ChatPaper.aiChatPaper

DEMON:用于音乐编排噪声的扩散引擎

DEMON: Diffusion Engine for Musical Orchestrated Noise

May 27, 2026
作者: Ryan Fosdick
cs.AI

摘要

我们提出了DEMON,一个实时扩散引擎,能使去噪过程像现场乐器一样可演奏:一个既宽泛(每帧跨输出实时调节众多参数)又响应迅速(每个控制按照其在去噪循环中的位置尽快生效)的控制界面。基于ACE-Step 1.5和StreamDiffusion的环形缓冲区架构,并采用TensorRT加速,在单块消费级GPU(RTX 5090)上,对于60秒音乐,每秒可完成多达12.3次解码器完整生成,或在我们生产环深度为4时每秒11.3次生成。在此速率下,去噪参数可作为现场表演控制,但环形缓冲区仅在以排出速率传播每次请求的变化,这至少需要S步去噪步骤。我们贡献了四种机制:(1)每槽异构去噪调度:每个环形缓冲区槽拥有独立的时间步调度,因此移动的去噪滑块可被跟踪而无需清空处理队列,而上游的全局调度设计必须重建并丢弃它;(2)共享可变的每步状态,使得任何在求解器每一步中查询的参数都能产生下一拍效果,绕过环形缓冲区排出;(3)每帧源混合:在标准SDE重新噪声步骤上引入采样时间控制,提供一个逐帧变换强度轴,补充了标量去噪调度;(4)窗口化VAE解码,利用感受野分析实现8.0倍解码加速。
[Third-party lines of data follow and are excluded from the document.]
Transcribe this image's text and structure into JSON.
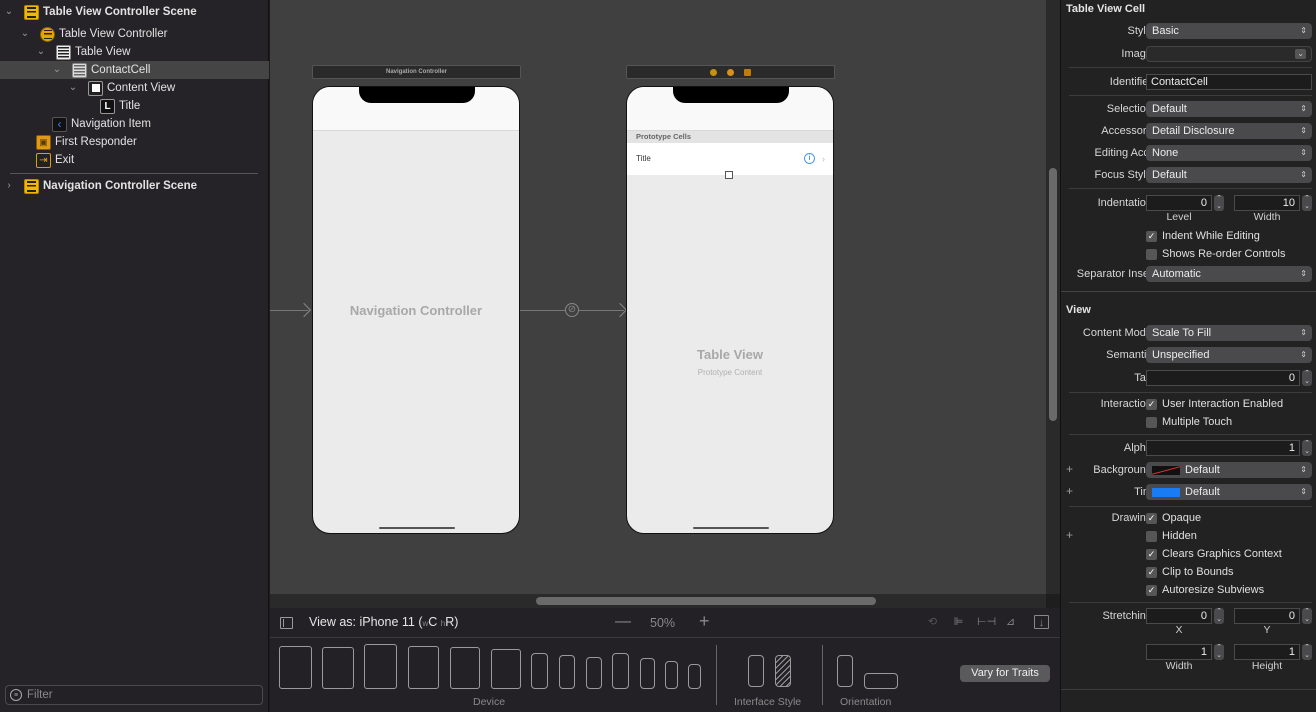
{
  "navigator": {
    "items": [
      {
        "label": "Table View Controller Scene",
        "icon": "scene-icon",
        "expanded": true,
        "level": 0,
        "bold": true
      },
      {
        "label": "Table View Controller",
        "icon": "view-controller-icon",
        "expanded": true,
        "level": 1
      },
      {
        "label": "Table View",
        "icon": "table-view-icon",
        "expanded": true,
        "level": 2
      },
      {
        "label": "ContactCell",
        "icon": "table-cell-icon",
        "expanded": true,
        "level": 3,
        "selected": true
      },
      {
        "label": "Content View",
        "icon": "content-view-icon",
        "expanded": true,
        "level": 4
      },
      {
        "label": "Title",
        "icon": "label-icon",
        "level": 5
      },
      {
        "label": "Navigation Item",
        "icon": "navigation-item-icon",
        "level": 2
      },
      {
        "label": "First Responder",
        "icon": "first-responder-icon",
        "level": 1
      },
      {
        "label": "Exit",
        "icon": "exit-icon",
        "level": 1
      },
      {
        "label": "Navigation Controller Scene",
        "icon": "scene-icon",
        "expanded": false,
        "level": 0,
        "bold": true
      }
    ],
    "filter_placeholder": "Filter"
  },
  "canvas": {
    "nav_controller": {
      "bar_title": "Navigation Controller",
      "placeholder": "Navigation Controller"
    },
    "table_controller": {
      "section_header": "Prototype Cells",
      "cell_title": "Title",
      "placeholder_title": "Table View",
      "placeholder_subtitle": "Prototype Content"
    }
  },
  "bottom_bar": {
    "view_as_prefix": "View as: iPhone 11 (",
    "w_size": "w",
    "w_class": "C",
    "h_size": "h",
    "h_class": "R",
    "close_paren": ")",
    "zoom_minus": "—",
    "zoom_level": "50%",
    "zoom_plus": "+",
    "device_label": "Device",
    "interface_style_label": "Interface Style",
    "orientation_label": "Orientation",
    "vary_button": "Vary for Traits"
  },
  "inspector": {
    "cell_section": "Table View Cell",
    "style": {
      "label": "Style",
      "value": "Basic"
    },
    "image": {
      "label": "Image",
      "value": ""
    },
    "identifier": {
      "label": "Identifier",
      "value": "ContactCell"
    },
    "selection": {
      "label": "Selection",
      "value": "Default"
    },
    "accessory": {
      "label": "Accessory",
      "value": "Detail Disclosure"
    },
    "editing_acc": {
      "label": "Editing Acc.",
      "value": "None"
    },
    "focus_style": {
      "label": "Focus Style",
      "value": "Default"
    },
    "indentation": {
      "label": "Indentation",
      "level": "0",
      "width": "10",
      "level_label": "Level",
      "width_label": "Width"
    },
    "indent_while_editing": {
      "label": "Indent While Editing",
      "checked": true
    },
    "shows_reorder": {
      "label": "Shows Re-order Controls",
      "checked": false
    },
    "separator_inset": {
      "label": "Separator Inset",
      "value": "Automatic"
    },
    "view_section": "View",
    "content_mode": {
      "label": "Content Mode",
      "value": "Scale To Fill"
    },
    "semantic": {
      "label": "Semantic",
      "value": "Unspecified"
    },
    "tag": {
      "label": "Tag",
      "value": "0"
    },
    "interaction": {
      "label": "Interaction",
      "user_interaction": "User Interaction Enabled",
      "user_interaction_checked": true,
      "multiple_touch": "Multiple Touch",
      "multiple_touch_checked": false
    },
    "alpha": {
      "label": "Alpha",
      "value": "1"
    },
    "background": {
      "label": "Background",
      "value": "Default"
    },
    "tint": {
      "label": "Tint",
      "value": "Default",
      "color": "#1a7cf5"
    },
    "drawing": {
      "label": "Drawing",
      "opaque": "Opaque",
      "hidden": "Hidden",
      "clears": "Clears Graphics Context",
      "clip": "Clip to Bounds",
      "autoresize": "Autoresize Subviews"
    },
    "stretching": {
      "label": "Stretching",
      "x": "0",
      "y": "0",
      "width": "1",
      "height": "1",
      "x_label": "X",
      "y_label": "Y",
      "width_label": "Width",
      "height_label": "Height"
    }
  }
}
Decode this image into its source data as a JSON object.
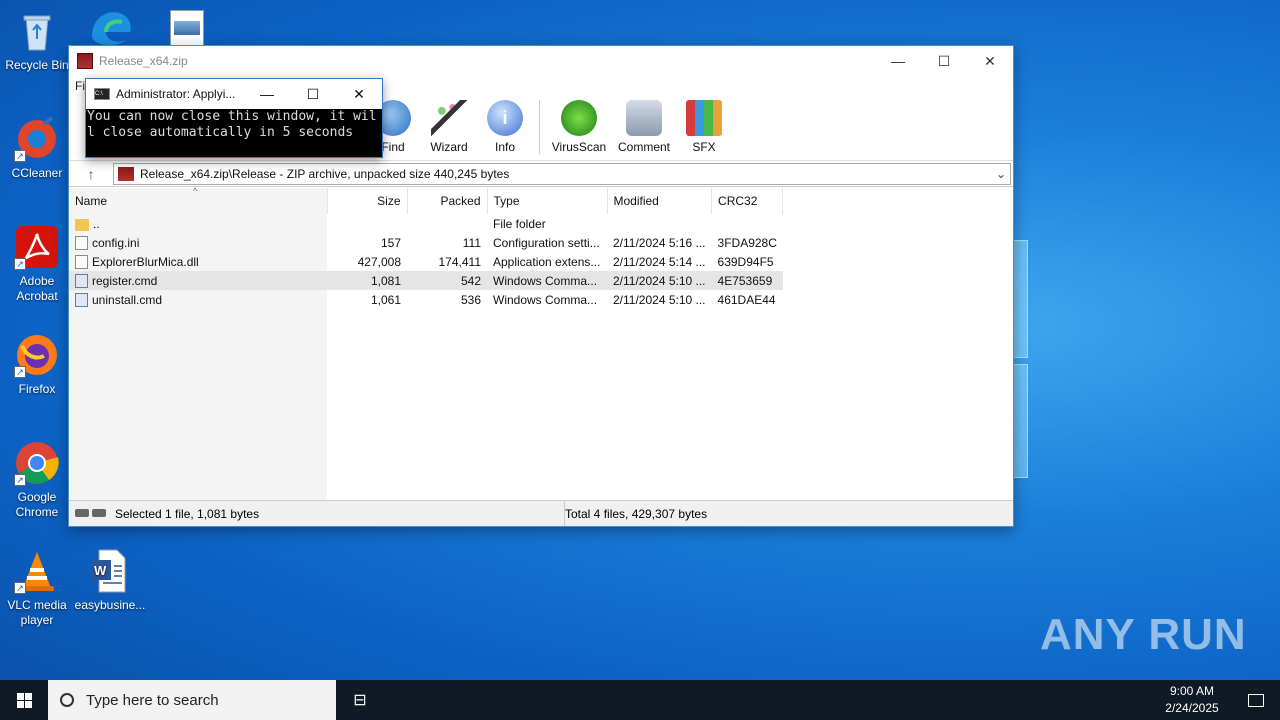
{
  "desktop": {
    "icons": [
      {
        "label": "Recycle Bin"
      },
      {
        "label": "CCleaner"
      },
      {
        "label": "Adobe Acrobat"
      },
      {
        "label": "Firefox"
      },
      {
        "label": "Google Chrome"
      },
      {
        "label": "VLC media player"
      },
      {
        "label": "easybusine..."
      }
    ],
    "watermark": "ANY RUN"
  },
  "winrar": {
    "title": "Release_x64.zip",
    "menu_first": "Fi",
    "toolbar": [
      "Find",
      "Wizard",
      "Info",
      "VirusScan",
      "Comment",
      "SFX"
    ],
    "path": "Release_x64.zip\\Release - ZIP archive, unpacked size 440,245 bytes",
    "columns": [
      "Name",
      "Size",
      "Packed",
      "Type",
      "Modified",
      "CRC32"
    ],
    "rows": [
      {
        "name": "..",
        "size": "",
        "packed": "",
        "type": "File folder",
        "modified": "",
        "crc": ""
      },
      {
        "name": "config.ini",
        "size": "157",
        "packed": "111",
        "type": "Configuration setti...",
        "modified": "2/11/2024 5:16 ...",
        "crc": "3FDA928C"
      },
      {
        "name": "ExplorerBlurMica.dll",
        "size": "427,008",
        "packed": "174,411",
        "type": "Application extens...",
        "modified": "2/11/2024 5:14 ...",
        "crc": "639D94F5"
      },
      {
        "name": "register.cmd",
        "size": "1,081",
        "packed": "542",
        "type": "Windows Comma...",
        "modified": "2/11/2024 5:10 ...",
        "crc": "4E753659"
      },
      {
        "name": "uninstall.cmd",
        "size": "1,061",
        "packed": "536",
        "type": "Windows Comma...",
        "modified": "2/11/2024 5:10 ...",
        "crc": "461DAE44"
      }
    ],
    "status_left": "Selected 1 file, 1,081 bytes",
    "status_right": "Total 4 files, 429,307 bytes"
  },
  "console": {
    "title": "Administrator:  Applyi...",
    "text": "You can now close this window, it will close automatically in 5 seconds"
  },
  "taskbar": {
    "search_placeholder": "Type here to search",
    "time": "9:00 AM",
    "date": "2/24/2025"
  }
}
这些机制共同将流式扩散参数分为四个传播类别,依据其触发和收敛延迟。
English
We present DEMON, a real-time diffusion engine that makes the denoising process playable as a live musical instrument: a control surface both broad (many parameters shaped per-frame across the output) and responsive (each control taking effect as fast as its place in the denoising loop allows). Built on ACE-Step 1.5 and StreamDiffusion's ring-buffer architecture with TensorRT acceleration, it sustains up to 12.3 decoder completions per second for 60-second music on a single consumer GPU (RTX 5090), or 11.3 generations per second at our production ring-depth of 4. At these rates denoising parameters become viable as live performance controls, but the ring buffer propagates per-request changes only at its drain rate, a floor of S denoising steps. We contribute four mechanisms. (1) Per-slot heterogeneous denoise scheduling: each ring-buffer slot owns its timestep schedule, so a moving denoise slider is tracked without wiping the in-flight queue, where the upstream global-schedule design must rebuild and discard it. (2) Shared mutable per-step state, giving any parameter consulted at every solver step next-tick effect, bypassing ring-buffer drain. (3) Per-frame source blending: a sampling-time control on the standard SDE re-noise step, giving a framewise transformation-strength axis that complements scalar denoise scheduling. (4) Windowed VAE decode exploiting receptive-field analysis for an 8.0x decode speedup. Together these separate streaming-diffusion parameters into four propagation classes, by onset and convergence latency.